The camera is well made, the maker obviously knows a lot about pinholes. He makes a large variety of other models. Having to handle a film plane that long, it might be a good idea to sacrifice an expired roll to learn how to handle the camera "at full day light". Try the film advance, if it moves too hard, release tension by moving the other wind knob simultaniously. If you do so, don't forget to straighten the film if necessary.

Loading film is a bit unusual due to the long curved film plane. Unscrew the 2 screws and lift the lid, the camera technique is attached to it. Install the spools as usual, it's bendable plywood to hold them, but it works well.

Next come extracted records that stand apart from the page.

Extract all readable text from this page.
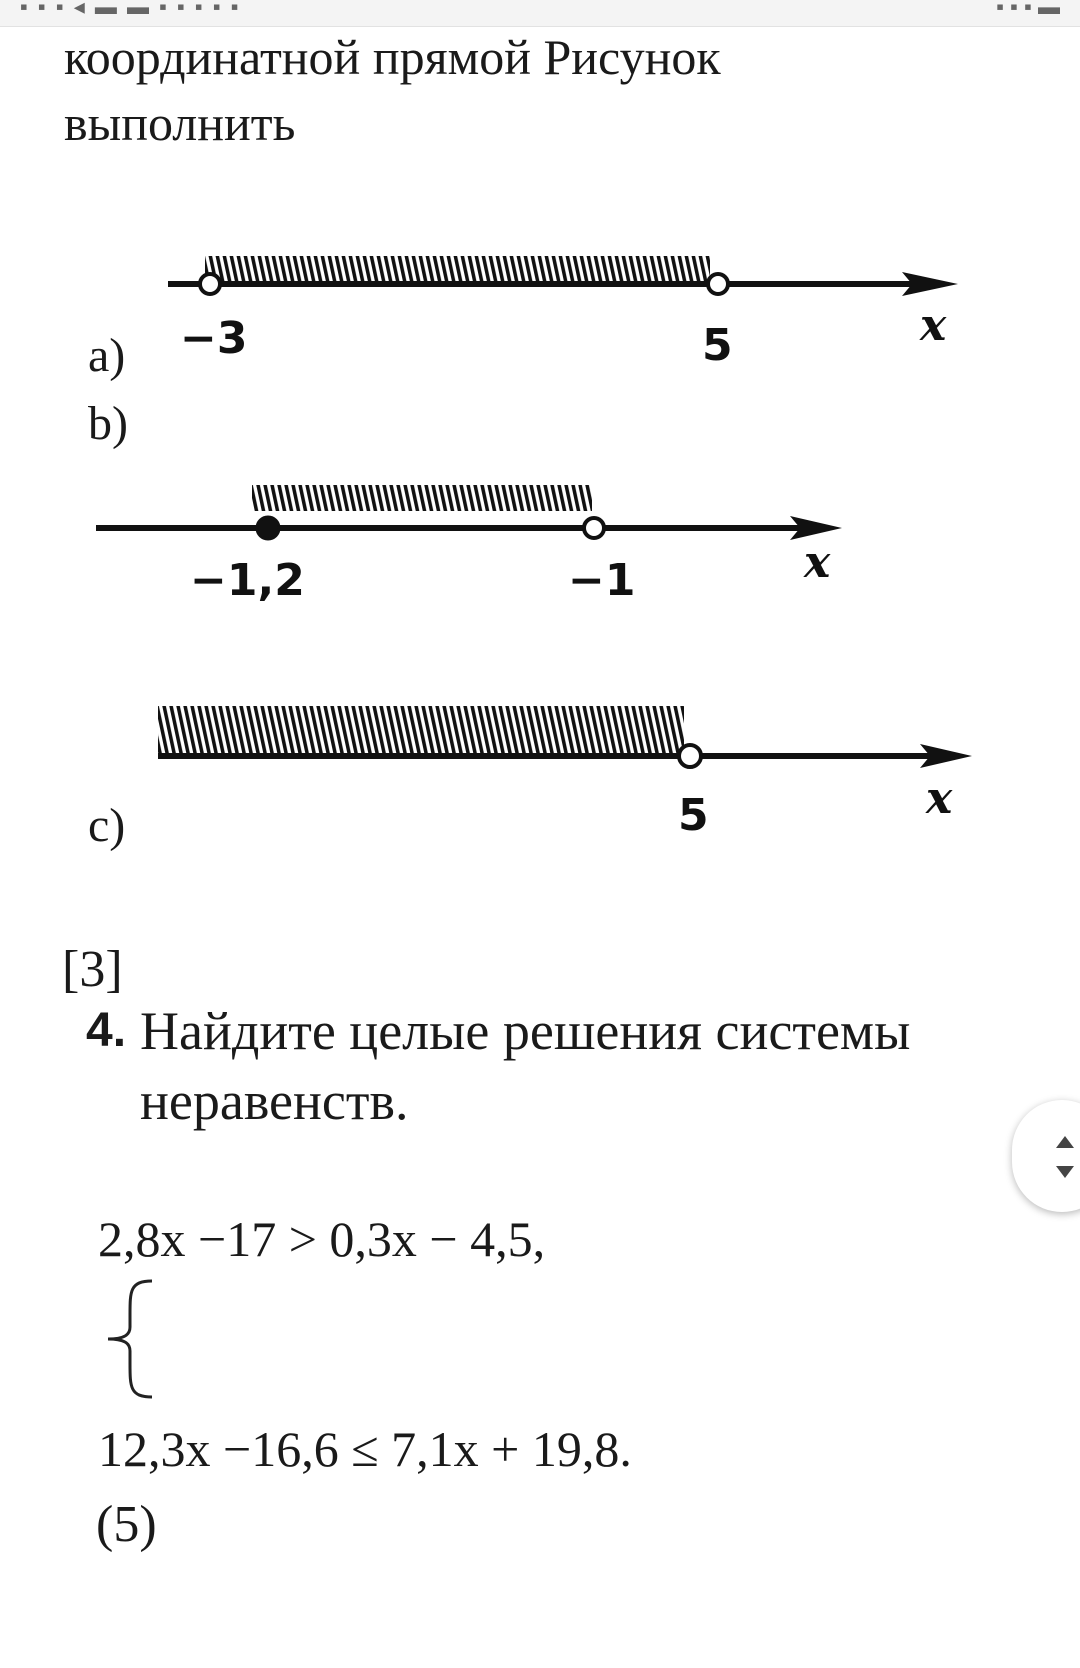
▪ ▪ ▪ ◂ ▬ ▬ ▪ ▪ ▪ ▪ ▪	▪ ▪ ▪ ▬
координатной прямой Рисунок
выполнить
a) −3	5	x
b)
−1,2	−1	x
5	x
c)
[3]
4. Найдите целые решения системы
неравенств.
2,8x −17 > 0,3x − 4,5,
12,3x −16,6 ≤ 7,1x + 19,8.
(5)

Safely engage the film lead and close the camera. Look on red window. Advance the film via the knob until the number "2" appears in the window. You are now ready for the first photo. All further explanation supposes that you loaded 100 ISO negative film.

The camera come with a short manual, you can either judge exposure time via the table on the manual sheet or you use a light meter. Except very expensive special professional light meters you won't find f/300 on your meter. Mine has f/90. The row is: f/22, f/32, f/45, f/64, f/90, f/128,
f/180, f/256, f/360, f/512. On this camera the f/300 (which is quite common as f-stop) is half a stop between f/256 and f/360. So it's 3 1/2 stops from f/90 on my meter. You have to count 3 1/2 more steps on your scale if present. Or double the reading 3 1/2 times.

Example: on a fine, sunny day your reading at f/90 is 1s. 3 1/2 steps or 3 1/2 times doubling gives 12s (1x= 2, 2x= 4, 3x= 8s, 3 1/2x=12s). Then there is a second factor, called reprocity failure. For long exposure times the film needs more time to expose than a mathematical row would give. The factors are:

1s x 1.25
5s x 1.5
15s x 2
45s x 2.5
2m x 3
5m x 4
10m x 5
20m x 6

Our result was 12s, which is near to the 15s factor of 2. 12s x 2 = 24s. Even if it's a rough calculation, with modern film you will have usable results. This is just a help, it's not scientific. If you want more precision, please have a look on the web. In any case you will need a tripod, otherwise you will have blurry photos by shake.

With fast film you will have shorter exposure times and avoid calculating the reprocity factor. And you can cheat your light meter by lowering the ISO value to avoid calculating at all. For the photo shown above I had 400 ISO film. I set the meter to f/90 and 40 ISO (our 3 1/2 steps again, 1x 200 ISO, 2x 100, 3x 50, 3 1/2 40 ISO). The meter read a bit over 1s, so I tried 1.5s, which was fine. For 100 ISO film and F/90 it would be 9 ISO (1x 50, 2x 25, 3x12, 3 1/2x 9 ISO). My light meter goes as low as 3 ISO. So no calculating and tables at all.

Having taken your photo you have to advance your film to the next picture. As the film numbering visible in the red window is for 6x6 format and you are using the triple, 6x17, you have to advance to 5...8...11. DO NOT FORGET THIS. Fortunately the maker inscribed the numbers on the lid of the red window. So with 6x17 format the last (4th) photo is at "11", and then it's over! The red window sits quite deep into the housing and it's glary plastic, so the faint numbering of Ilford film is a bit hard to see.

The Vermeer 6x17 is a nice, solid and well made pinhole camera. The curved film plane avoids vignetting indeed. It lacks a bubble level, easy to find for cheap, and an aiming device. I will have a 9x17 viewfinder custom made soon. Then it will be perfect.